Just ask my players, they do it every single day.

The spell is great in very common circumstances.

In my opinion, it desperately needs a nerf.

The player has an unused 1st level spell slot before resting to use on Goodberry? That they wouldn't rather use during the course of the day for a much more useful spell? If so, I say more power to them.

Wouldn't the party rather spend a wee bit of money or make some foraging rolls over wasting a possibly life saving spell on food?

They wouldn't rather the Druid prepare Jump or Thunderwave or Entangle or whatever in Goodberry's place?

What level are you guys? If it's to the point where they are really powerful is it really a problem? D&D in general has always had spells that negate common/minor issues easily after a certain point.

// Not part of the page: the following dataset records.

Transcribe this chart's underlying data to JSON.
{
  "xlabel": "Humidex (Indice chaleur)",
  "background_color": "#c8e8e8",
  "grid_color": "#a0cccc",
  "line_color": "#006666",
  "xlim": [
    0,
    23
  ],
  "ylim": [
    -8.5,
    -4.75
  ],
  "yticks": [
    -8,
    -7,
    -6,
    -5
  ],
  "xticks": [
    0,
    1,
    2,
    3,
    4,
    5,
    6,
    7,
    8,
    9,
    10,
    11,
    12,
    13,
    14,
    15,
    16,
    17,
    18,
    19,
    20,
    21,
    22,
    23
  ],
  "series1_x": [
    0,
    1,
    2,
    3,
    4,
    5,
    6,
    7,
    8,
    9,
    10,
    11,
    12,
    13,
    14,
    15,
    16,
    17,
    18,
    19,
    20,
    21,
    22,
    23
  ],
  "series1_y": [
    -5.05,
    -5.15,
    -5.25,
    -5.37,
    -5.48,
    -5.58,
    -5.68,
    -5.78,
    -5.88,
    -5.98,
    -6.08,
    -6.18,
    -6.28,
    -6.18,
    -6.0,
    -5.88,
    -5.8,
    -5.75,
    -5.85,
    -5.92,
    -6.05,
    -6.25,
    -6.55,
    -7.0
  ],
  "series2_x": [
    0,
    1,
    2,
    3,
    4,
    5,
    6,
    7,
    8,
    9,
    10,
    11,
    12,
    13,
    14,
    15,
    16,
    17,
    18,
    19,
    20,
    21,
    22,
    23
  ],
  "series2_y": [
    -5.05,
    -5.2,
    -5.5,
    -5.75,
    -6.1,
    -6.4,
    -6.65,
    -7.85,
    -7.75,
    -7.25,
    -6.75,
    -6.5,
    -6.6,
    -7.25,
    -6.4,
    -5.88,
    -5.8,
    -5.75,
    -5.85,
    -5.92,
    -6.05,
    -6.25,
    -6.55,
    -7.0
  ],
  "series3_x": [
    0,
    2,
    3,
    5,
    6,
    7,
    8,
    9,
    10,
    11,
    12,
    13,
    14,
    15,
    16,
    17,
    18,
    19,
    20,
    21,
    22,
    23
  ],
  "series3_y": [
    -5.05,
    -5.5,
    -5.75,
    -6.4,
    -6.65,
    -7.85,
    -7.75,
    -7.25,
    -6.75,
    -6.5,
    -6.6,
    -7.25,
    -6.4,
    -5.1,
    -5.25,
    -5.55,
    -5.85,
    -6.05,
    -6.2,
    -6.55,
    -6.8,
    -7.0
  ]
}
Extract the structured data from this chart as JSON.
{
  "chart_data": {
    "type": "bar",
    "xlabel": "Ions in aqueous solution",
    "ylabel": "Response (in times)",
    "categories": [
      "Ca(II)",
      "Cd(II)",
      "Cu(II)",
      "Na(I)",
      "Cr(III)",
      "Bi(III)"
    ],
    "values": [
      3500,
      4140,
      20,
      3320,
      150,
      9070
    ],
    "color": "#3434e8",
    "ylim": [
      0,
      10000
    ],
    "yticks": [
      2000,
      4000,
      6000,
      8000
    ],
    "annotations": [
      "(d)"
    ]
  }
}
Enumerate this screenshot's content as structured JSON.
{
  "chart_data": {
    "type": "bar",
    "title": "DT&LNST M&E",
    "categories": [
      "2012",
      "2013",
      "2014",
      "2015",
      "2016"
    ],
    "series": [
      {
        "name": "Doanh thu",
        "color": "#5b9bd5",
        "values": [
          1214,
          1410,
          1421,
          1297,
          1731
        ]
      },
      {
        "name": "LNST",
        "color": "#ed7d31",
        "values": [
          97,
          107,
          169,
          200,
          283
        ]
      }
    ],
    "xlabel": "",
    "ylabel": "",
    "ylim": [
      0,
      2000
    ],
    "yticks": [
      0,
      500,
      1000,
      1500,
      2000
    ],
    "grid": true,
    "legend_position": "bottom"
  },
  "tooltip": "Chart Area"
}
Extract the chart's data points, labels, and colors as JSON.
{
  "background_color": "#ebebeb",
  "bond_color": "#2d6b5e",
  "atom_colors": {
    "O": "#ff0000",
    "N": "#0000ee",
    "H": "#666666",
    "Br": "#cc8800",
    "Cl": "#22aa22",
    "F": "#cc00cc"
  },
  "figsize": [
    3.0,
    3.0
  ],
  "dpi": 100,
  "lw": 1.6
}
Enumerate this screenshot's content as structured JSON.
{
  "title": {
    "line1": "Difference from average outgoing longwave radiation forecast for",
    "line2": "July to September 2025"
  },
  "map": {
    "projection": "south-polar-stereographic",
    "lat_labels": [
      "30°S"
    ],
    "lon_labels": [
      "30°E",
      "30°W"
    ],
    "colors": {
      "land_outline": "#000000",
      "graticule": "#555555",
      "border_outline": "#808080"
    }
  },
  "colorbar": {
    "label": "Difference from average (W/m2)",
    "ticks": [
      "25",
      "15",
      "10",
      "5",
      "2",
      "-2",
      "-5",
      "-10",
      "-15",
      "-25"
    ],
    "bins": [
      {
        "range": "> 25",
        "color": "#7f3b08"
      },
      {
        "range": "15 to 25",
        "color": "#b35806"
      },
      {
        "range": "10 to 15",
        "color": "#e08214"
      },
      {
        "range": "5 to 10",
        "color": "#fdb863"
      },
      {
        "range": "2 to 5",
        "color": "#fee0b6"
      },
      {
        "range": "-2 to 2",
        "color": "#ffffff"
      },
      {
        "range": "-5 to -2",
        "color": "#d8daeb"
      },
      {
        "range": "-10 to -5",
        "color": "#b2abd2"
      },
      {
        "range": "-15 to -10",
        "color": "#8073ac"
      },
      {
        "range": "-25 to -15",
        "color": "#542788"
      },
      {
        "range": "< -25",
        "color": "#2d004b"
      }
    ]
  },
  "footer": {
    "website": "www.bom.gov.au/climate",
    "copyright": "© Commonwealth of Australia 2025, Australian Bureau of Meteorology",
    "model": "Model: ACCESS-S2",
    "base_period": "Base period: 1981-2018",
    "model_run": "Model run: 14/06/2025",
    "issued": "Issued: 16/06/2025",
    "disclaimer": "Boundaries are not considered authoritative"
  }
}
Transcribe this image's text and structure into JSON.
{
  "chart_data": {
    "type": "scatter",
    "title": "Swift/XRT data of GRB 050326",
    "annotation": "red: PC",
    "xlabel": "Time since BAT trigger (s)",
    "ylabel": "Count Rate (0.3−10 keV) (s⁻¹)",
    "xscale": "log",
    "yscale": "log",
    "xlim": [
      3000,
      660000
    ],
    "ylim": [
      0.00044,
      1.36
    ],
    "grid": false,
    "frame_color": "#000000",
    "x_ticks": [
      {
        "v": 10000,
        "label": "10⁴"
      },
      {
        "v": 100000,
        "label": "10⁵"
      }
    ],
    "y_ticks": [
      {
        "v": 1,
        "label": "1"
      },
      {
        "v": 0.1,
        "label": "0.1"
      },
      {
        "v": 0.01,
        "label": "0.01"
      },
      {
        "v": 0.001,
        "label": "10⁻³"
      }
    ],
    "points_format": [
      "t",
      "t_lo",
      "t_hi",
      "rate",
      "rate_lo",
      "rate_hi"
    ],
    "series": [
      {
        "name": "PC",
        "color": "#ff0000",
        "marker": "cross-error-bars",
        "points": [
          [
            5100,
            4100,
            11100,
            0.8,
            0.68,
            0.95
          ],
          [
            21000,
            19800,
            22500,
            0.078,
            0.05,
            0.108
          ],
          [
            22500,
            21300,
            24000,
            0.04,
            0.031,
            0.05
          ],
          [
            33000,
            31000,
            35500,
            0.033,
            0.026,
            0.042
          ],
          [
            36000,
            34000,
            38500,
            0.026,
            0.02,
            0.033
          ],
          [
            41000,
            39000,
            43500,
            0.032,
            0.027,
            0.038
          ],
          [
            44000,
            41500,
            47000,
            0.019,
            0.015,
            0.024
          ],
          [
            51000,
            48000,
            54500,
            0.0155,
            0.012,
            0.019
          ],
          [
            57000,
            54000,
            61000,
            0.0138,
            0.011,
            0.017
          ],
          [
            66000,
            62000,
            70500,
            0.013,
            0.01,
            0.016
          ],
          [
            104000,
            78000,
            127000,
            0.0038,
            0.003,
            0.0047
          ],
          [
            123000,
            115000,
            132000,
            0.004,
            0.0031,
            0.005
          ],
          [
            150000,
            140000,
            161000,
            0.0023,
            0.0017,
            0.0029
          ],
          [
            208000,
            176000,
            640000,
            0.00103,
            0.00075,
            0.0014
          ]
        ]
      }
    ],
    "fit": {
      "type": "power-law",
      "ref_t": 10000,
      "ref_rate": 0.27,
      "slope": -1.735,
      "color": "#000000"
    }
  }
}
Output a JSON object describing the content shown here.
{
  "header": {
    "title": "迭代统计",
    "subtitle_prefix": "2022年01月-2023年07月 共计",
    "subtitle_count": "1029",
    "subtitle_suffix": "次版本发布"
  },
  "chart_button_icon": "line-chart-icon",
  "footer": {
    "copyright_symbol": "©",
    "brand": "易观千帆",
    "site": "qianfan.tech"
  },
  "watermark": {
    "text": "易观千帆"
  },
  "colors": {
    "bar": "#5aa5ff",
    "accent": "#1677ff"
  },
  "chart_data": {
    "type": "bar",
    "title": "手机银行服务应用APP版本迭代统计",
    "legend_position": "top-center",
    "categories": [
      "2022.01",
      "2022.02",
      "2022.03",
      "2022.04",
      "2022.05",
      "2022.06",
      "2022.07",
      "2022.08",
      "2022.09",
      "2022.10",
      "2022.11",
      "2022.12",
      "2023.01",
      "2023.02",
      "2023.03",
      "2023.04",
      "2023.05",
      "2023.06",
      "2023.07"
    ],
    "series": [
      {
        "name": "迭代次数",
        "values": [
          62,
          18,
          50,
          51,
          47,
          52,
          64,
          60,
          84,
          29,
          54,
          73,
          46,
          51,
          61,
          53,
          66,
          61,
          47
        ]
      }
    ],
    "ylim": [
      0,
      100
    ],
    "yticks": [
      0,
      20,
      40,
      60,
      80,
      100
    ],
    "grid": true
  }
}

Unless your main game obstacle is a never ending famine, I don't see the trouble.

Nerfing wise, I'd say just knock down the time the Goodberry's last to 12 hours or 1 hour if it's a real issue in your game.

Or just enforce a general "If you cast anything other than a cantrip, your rest is negated. See you in 8 more hours" rule.

Or just tell them their characters are getting the embarrassing fruit squirts from a permanent berry overdose.